Twitter, however, is one of the few free avenues left for authors to talk with people or promote themselves or whatever. (There is Facebook also but I hate Facebook and I am not interesting enough to maintain a FB group with wacky hijinks or whatever happens over there. Also the culture of random authors inviting you to groups or just putting you into their groups??? Don't like that.)
But, since we've established that a) m/m romance and queer romance have some overlap but are very different and I am not really in m/m romance even when I try to be b) I am incapable of talking to people or making friends c) I am not the sort to do long Twitter threads about writing or the publishing industry because I know nothing, then Twitter seems like just a waste of my energy.
PLUS, while I enjoy seeing differing viewpoints and stuff on there, writing Twitter or romance Twitter or whatever just exacerbates my 'I don't belong here/I am not wanted here' constant internal spiraling. (So, btw, do most of the few m/m or queer romance review sites. Everybody seems to know everybody they care to know.
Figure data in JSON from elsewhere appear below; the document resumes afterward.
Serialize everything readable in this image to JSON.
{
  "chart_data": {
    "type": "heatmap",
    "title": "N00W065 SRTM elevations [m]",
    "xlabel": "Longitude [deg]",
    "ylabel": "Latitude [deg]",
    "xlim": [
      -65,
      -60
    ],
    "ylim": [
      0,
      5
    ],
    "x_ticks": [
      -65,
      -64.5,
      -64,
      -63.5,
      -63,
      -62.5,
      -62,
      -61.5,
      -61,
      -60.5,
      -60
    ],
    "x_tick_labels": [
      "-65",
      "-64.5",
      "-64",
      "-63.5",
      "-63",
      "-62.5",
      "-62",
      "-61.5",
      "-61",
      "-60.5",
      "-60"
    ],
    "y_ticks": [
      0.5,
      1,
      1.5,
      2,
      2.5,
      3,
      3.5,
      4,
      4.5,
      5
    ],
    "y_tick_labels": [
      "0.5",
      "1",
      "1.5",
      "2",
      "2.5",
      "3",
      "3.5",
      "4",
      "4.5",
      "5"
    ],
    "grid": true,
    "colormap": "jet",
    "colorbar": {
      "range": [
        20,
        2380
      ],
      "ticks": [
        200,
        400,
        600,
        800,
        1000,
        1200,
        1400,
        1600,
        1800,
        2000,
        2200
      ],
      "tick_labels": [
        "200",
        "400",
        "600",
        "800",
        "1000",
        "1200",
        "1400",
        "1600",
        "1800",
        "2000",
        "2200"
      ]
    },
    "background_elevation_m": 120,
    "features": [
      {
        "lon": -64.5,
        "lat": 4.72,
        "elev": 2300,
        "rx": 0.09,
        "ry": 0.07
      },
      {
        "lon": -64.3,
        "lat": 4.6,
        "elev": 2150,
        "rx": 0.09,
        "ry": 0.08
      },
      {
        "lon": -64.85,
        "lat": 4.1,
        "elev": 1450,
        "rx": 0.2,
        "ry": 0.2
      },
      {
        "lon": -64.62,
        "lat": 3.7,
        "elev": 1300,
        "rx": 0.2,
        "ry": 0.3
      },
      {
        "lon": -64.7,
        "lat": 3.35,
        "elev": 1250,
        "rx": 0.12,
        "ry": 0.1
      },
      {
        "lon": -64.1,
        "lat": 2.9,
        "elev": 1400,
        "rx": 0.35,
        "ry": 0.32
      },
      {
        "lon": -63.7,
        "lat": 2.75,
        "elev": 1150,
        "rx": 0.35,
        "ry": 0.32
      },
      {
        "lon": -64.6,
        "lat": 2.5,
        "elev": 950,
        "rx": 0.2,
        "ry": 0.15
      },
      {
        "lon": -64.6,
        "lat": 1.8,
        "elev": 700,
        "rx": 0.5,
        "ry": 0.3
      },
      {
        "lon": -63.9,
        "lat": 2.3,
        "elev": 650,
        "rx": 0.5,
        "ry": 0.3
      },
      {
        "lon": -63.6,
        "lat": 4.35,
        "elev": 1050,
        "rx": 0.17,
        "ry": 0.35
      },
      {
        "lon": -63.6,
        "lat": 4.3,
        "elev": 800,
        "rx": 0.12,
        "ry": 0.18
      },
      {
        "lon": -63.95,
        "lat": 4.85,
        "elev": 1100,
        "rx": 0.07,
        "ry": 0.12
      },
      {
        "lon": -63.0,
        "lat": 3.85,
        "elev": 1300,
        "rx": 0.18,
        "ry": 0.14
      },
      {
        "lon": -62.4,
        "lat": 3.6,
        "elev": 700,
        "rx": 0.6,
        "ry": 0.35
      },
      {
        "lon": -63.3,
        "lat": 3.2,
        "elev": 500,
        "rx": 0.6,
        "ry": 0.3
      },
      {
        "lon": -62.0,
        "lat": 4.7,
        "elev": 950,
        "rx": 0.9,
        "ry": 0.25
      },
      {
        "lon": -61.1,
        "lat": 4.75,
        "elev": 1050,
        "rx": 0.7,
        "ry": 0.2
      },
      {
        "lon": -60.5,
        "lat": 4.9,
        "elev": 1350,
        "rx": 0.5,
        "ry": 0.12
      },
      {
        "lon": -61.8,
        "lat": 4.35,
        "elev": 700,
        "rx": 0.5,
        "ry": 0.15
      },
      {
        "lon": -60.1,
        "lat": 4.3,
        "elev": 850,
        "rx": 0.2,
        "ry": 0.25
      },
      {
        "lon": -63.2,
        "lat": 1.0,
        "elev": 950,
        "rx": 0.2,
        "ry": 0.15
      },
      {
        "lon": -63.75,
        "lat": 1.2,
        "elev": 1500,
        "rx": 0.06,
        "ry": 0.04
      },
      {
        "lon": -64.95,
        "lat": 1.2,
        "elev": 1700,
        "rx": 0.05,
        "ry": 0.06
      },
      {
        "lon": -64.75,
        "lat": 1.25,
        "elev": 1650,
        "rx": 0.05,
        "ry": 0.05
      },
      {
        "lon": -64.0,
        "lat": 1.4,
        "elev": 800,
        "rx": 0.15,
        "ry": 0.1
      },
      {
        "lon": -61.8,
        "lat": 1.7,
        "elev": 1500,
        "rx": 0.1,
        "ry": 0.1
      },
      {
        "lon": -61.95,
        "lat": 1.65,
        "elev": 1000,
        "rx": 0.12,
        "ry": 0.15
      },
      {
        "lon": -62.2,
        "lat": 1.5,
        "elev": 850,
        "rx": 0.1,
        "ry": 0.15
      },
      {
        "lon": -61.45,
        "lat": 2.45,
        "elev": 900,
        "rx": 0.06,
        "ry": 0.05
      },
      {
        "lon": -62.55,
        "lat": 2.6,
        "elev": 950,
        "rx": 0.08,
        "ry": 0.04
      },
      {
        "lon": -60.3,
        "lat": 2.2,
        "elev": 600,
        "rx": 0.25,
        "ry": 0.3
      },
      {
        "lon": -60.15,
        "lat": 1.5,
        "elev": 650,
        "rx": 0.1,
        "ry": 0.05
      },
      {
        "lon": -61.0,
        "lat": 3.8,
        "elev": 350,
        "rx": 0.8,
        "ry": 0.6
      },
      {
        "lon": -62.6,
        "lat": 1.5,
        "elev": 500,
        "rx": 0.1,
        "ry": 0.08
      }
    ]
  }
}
That probably isn't (entirely) true but.... I have scars from several fandoms now as well as my early days with DSP, and the sense that I am the embarrassing weird white trash cousin to these people has never really gone away. I sometimes get authors messaging me... but anonymously or in private only. Like I am fine to read but not okay to be seen with??? I don't know what that is about either, but it doesn't help my issues. Also nearly every single one of them either writes for a living or has some white collar type day job and idk what to even say to them because their problems are not often my problems.)
hmm this is probably a case of real life invisible person issues/mental health issues regarding grief and the pandemic etc merging with book failure but.... that shit isn't for me. (I have related whining about how tired I am of having to do everything myself and figure out everything myself but, you know, I'll just let that build up toward my breakdown later.) Twitter's algorithm is about getting you to click stuff and engage, not your mental health. But even with that, I think some of this is just how book/romance/whatever Twitter operates. It has cliques and blind spots like anything else.
I do really like hearing and seeing stuff from different people about their experiences. But I also really cannot handle much else from Twitter, and Twitter itself does not give me anything in return for the stress. But deleting feels self-destructive considering it took me literal years to get even 300 followers there. If I deleted and then had to get a Twitter for promo again in the future, I'd have to do that all over again. :(
Also, I know there is High Romance and romance (much like High Fantasy and fantasy) and that romance tends to be light, frothy, easily consumed funtimes. But so many books seem to like to do "MC or LI has gone through an experience that would actually deeply affect them, but we are just going to do that on the surface and make it, like, sexy angst, not the real angst" and I think that is actually a big part of why so many of those books can be confusing or flat or irritating to me. Which is unfortunate, because I do want fun stuff to read. But those books are like watching shows on CBS--yeah sure it's fun, but then you're like, LET THE CHARACTERS TALK AND GROW. WAIT THIS PERSON WOULD BE DEALING WITH THEIR TRAUMA FROM THIS FOR THE REST OF THEIR LIVES, NOT JUST SAD FOR ONE EPISODE--and then, if you are me, you have to stop watching because the frustration gets to be too much.
(Sorry. There is A LOT going on in my head right now and I am trying to get some of it out or at least organized.)